Ne pas perdre d'argent

Faire le bien. C'est si rare dans le monde des affaires que l'arrivée de Patrick Drahi ne peut être que saluée, non ? Bien évidemment, Patrick Drahi n'est pas un mécène. Il n'a pas construit son empire et sa fortune en multipliant les actes de philanthropie. Il a bien l'intention que ces investissements dans la presse, regroupés au sein d'Altice Media Group (L'Express, Libération, Stratégie, la chaîne i24News, Coiffure de Paris ou encore Cosmétique Mag) qu'il détient presque intégralement via sa holding personnelle, soient rentables. Ou du moins ne lui fassent pas perdre d'argent.

« A partir du moment où je commence à investir dans cette activité de presse écrite, qui est une activité très difficile, en chute de vitesse, et pas qu'en France, il y a forcément nécessité de prévoir le long terme. Il ne s'agit pas de mettre 14 millions [dans Libération, Ndlr] puis de s'apercevoir deux ans plus tard que le journal est de nouveau au bord du gouffre. La seule façon de créer une entreprise pérenne, c'est de la développer », précisait Patrick Drahi devant les députés.

Des investissements « au compte-goutte »

Bref, tout sauf l'immobilisme... Mais pour l'heure, ce sont plutôt les restructurations qui vont bon train à Libé, L'Express ou à L'Expansion où les rédactions fondent à vue d'oeil. « Il est devient difficile de se concentrer sur notre travail quand les journées sont rythmées par les pots de départ », explique une journaliste de L'Express. Et côté investissements ? « Ils se font au compte-goutte, explique un journaliste à Libération. Il n'y a pas de grand plan de développement du titre ou de modernisation des outils rédactionnels. C'est préoccupant : sur le numérique par exemple, on a déjà du retard vis-à-vis du Monde ou du Figaro, et on craint que le fossé se creuse... »

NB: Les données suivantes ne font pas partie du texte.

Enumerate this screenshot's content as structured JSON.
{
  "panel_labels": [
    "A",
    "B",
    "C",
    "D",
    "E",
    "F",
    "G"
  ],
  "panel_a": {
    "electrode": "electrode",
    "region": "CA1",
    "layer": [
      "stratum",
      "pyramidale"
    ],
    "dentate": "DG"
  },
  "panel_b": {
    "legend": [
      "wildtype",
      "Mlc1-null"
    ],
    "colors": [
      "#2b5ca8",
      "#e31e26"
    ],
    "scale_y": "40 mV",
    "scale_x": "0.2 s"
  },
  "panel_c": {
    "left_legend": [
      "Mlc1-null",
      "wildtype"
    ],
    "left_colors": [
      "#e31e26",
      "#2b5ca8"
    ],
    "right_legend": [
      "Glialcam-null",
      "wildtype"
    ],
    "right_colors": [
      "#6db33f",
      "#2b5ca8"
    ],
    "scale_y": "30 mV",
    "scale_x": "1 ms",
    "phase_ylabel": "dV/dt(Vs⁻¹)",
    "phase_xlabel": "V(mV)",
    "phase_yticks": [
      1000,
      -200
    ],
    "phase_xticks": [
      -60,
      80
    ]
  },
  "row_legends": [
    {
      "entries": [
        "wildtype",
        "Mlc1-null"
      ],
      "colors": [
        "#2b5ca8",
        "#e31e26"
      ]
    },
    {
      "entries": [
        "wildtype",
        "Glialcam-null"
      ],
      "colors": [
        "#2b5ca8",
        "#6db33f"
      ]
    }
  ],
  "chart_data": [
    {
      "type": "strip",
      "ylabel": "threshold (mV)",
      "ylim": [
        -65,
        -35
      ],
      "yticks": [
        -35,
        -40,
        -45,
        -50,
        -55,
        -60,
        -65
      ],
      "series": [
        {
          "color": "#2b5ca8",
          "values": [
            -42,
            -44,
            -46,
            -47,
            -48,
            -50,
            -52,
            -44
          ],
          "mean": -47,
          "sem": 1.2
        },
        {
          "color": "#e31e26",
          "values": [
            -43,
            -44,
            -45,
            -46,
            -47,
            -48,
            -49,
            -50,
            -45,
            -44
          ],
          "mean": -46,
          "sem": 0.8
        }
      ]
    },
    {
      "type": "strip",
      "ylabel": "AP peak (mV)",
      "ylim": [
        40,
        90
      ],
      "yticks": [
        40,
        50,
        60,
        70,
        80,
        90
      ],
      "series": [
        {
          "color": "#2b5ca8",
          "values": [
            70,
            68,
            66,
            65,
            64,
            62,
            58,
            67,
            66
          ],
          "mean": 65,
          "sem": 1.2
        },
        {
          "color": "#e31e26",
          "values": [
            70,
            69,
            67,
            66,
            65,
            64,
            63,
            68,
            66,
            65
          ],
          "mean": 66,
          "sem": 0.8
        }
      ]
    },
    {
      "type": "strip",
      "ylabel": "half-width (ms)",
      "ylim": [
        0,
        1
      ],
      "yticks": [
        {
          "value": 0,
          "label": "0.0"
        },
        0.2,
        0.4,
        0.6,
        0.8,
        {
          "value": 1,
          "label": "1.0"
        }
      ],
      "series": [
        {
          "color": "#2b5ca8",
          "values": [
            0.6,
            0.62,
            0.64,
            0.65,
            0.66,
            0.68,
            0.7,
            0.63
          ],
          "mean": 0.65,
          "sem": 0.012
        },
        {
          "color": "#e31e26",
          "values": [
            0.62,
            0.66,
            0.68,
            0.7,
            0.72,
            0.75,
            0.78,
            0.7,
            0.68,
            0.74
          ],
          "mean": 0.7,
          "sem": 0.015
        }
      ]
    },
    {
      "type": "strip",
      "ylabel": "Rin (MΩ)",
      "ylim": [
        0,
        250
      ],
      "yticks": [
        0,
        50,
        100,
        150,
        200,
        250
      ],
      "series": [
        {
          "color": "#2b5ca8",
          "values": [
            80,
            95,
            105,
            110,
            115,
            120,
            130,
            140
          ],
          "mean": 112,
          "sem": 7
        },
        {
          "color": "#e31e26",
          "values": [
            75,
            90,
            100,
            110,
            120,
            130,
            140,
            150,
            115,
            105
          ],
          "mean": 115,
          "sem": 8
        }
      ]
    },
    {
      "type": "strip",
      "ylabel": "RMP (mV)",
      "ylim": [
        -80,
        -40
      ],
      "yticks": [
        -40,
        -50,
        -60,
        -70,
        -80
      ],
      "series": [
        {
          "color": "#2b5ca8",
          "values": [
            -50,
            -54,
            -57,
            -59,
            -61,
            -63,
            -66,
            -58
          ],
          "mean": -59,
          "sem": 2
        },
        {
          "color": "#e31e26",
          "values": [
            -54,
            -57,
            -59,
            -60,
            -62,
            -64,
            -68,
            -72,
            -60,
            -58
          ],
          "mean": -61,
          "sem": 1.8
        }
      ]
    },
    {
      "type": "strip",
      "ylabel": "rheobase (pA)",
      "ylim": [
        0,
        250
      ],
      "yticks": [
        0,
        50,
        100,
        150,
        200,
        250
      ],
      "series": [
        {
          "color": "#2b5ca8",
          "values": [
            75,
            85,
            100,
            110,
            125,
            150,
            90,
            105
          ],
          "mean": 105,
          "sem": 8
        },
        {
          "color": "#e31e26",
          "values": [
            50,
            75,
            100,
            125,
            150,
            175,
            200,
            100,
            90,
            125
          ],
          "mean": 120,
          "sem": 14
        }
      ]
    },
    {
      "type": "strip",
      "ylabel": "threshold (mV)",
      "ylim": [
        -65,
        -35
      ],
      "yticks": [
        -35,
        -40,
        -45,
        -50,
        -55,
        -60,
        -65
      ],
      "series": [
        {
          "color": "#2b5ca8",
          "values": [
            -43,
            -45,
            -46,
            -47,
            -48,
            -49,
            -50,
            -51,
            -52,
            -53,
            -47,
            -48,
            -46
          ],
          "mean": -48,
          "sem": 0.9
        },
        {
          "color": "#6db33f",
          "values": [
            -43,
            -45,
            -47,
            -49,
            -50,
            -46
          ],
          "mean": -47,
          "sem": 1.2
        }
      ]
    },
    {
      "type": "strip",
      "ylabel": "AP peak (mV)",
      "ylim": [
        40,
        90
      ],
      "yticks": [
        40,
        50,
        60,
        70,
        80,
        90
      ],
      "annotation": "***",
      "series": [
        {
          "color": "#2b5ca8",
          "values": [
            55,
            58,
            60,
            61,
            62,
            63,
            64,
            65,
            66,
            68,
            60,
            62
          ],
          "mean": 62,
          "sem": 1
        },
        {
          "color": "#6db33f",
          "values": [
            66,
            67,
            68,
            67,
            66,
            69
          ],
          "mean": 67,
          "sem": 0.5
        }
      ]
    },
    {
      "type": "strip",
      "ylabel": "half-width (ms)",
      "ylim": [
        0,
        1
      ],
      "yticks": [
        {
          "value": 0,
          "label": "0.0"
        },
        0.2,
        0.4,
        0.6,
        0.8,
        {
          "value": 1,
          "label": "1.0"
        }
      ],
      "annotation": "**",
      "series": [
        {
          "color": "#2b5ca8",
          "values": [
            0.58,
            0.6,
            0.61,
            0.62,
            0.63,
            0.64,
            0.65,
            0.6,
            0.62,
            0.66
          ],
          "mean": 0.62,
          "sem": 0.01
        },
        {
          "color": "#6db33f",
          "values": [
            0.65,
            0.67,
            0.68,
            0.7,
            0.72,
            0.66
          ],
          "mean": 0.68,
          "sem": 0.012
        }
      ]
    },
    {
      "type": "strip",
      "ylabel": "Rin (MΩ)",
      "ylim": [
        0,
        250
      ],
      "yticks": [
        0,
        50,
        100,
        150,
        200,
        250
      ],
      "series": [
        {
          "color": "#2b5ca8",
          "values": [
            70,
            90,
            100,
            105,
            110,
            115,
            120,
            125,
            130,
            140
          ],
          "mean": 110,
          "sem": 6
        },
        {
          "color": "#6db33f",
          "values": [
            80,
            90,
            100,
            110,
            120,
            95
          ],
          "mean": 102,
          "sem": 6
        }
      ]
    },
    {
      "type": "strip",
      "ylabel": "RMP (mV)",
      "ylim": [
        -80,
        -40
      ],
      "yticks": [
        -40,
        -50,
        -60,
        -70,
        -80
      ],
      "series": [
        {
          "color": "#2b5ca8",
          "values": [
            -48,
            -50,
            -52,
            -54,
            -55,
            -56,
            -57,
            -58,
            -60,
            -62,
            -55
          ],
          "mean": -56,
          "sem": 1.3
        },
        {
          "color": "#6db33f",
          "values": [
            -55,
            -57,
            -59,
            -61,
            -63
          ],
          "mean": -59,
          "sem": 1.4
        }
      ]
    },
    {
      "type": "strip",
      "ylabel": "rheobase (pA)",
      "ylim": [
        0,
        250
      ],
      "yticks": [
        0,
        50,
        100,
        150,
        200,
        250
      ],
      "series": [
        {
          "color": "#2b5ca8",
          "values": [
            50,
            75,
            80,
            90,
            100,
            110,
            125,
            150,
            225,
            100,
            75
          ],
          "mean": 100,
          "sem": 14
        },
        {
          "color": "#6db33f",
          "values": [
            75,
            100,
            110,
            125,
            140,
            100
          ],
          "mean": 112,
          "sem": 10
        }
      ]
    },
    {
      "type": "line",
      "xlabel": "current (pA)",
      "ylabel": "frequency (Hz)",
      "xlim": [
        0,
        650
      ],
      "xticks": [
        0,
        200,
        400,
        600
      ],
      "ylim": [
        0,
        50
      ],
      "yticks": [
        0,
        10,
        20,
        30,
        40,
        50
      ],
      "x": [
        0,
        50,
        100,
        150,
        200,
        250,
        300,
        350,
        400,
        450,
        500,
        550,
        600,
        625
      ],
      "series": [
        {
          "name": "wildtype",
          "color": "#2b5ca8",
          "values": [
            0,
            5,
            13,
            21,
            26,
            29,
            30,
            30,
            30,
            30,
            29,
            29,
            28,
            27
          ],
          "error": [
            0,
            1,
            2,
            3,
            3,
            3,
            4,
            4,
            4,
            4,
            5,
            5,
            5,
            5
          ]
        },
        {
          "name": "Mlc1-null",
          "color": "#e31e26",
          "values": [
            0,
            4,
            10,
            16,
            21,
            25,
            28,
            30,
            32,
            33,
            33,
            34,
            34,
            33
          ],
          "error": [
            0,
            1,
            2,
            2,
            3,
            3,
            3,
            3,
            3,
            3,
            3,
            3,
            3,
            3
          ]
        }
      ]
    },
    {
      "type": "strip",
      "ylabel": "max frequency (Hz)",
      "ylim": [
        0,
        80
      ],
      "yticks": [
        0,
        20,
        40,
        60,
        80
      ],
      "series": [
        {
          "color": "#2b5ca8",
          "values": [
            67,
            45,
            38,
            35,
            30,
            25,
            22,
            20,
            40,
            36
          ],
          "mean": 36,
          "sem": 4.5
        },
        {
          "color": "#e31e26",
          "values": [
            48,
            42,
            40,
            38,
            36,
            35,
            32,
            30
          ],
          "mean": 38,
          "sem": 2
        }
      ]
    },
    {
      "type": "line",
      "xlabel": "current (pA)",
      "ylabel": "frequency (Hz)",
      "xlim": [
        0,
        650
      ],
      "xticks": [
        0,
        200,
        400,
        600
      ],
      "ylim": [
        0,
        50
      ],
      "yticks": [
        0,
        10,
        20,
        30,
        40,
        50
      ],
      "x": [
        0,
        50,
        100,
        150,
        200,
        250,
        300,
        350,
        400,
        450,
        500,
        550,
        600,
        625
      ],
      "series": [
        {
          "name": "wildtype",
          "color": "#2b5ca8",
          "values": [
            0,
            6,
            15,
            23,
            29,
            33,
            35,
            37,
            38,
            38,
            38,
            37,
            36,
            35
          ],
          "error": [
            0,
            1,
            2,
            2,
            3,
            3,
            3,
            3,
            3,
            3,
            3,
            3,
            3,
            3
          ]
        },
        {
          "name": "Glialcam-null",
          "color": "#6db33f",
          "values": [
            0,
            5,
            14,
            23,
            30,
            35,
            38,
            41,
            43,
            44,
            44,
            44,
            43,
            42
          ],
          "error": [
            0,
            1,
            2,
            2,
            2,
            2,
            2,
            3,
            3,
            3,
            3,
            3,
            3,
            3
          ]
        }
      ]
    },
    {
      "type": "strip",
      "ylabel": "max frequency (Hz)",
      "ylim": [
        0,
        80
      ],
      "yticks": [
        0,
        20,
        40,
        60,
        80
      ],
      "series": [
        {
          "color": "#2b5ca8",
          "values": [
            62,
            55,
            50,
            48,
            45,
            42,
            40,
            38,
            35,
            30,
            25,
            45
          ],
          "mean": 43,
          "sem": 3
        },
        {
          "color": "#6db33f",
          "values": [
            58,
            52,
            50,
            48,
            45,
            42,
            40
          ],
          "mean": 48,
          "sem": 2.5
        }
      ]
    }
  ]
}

En attendant que la stratégie d'Altice Media Group devienne rentable, Patrick Drahi ne semble pas prêt à prendre trop de risques sur le plan personnel. Selon nos informations, Patrick Drahi envisage sérieusement de vendre ces titres de presse à ... SFR, son opérateur en France. A quel prix ? Difficile encore de le savoir. Interrogé par La Tribune, Altice ne fait aucun commentaire. En homme d'affaires avisé, on peut raisonnablement penser que Patrick Drahi réalise une plus-value en se séparant de ses titres. Pour mémoire, il a investi plus de 30 millions d'euros dans Libération. Quant au coût du rachat des titres de Roularta, il n'a pas dépassé les 10 millions d'euros.

Faire remonter du cash

Reste qu'en vendant Altice Media Group, Patrick Drahi fera remonter du cash à la maison-mère. Du côté des salariés de l'opérateur au carré rouge, dont les syndicats dénoncent 900 départs non-remplacés entre novembre 2014 et décembre 2015, pas sûr qu'une telle manœuvre fasse l'unanimité... « Ca va encore se faire sur notre dos », dézingue un responsable syndical. « Une fois encore, on vient chercher de l'argent chez-nous pour renflouer Altice ».  Il faut dire que récemment, SFR a versé 2,5 milliards d'euros de dividendes à ses actionnaires. L'opération, notamment financée par un emprunt de 1,6 milliard d'euros, avait mécaniquement permis de faire remonter beaucoup d'argent à Altice, actionnaire à 70% de l'opérateur.

Pressé de rembourser une dette nette totale de 35,5 milliards d'euros au 31 décembre 2015 auxquels s'ajouteront bientôt 8 milliards supplémentaires dus à l'acquisition de Cablevision aux Etats-Unis, Altice a en outre déjà dû se résoudre à remonter certains des tarifs de SFR, quitte à voir ses abonnés filer vers la concurrence.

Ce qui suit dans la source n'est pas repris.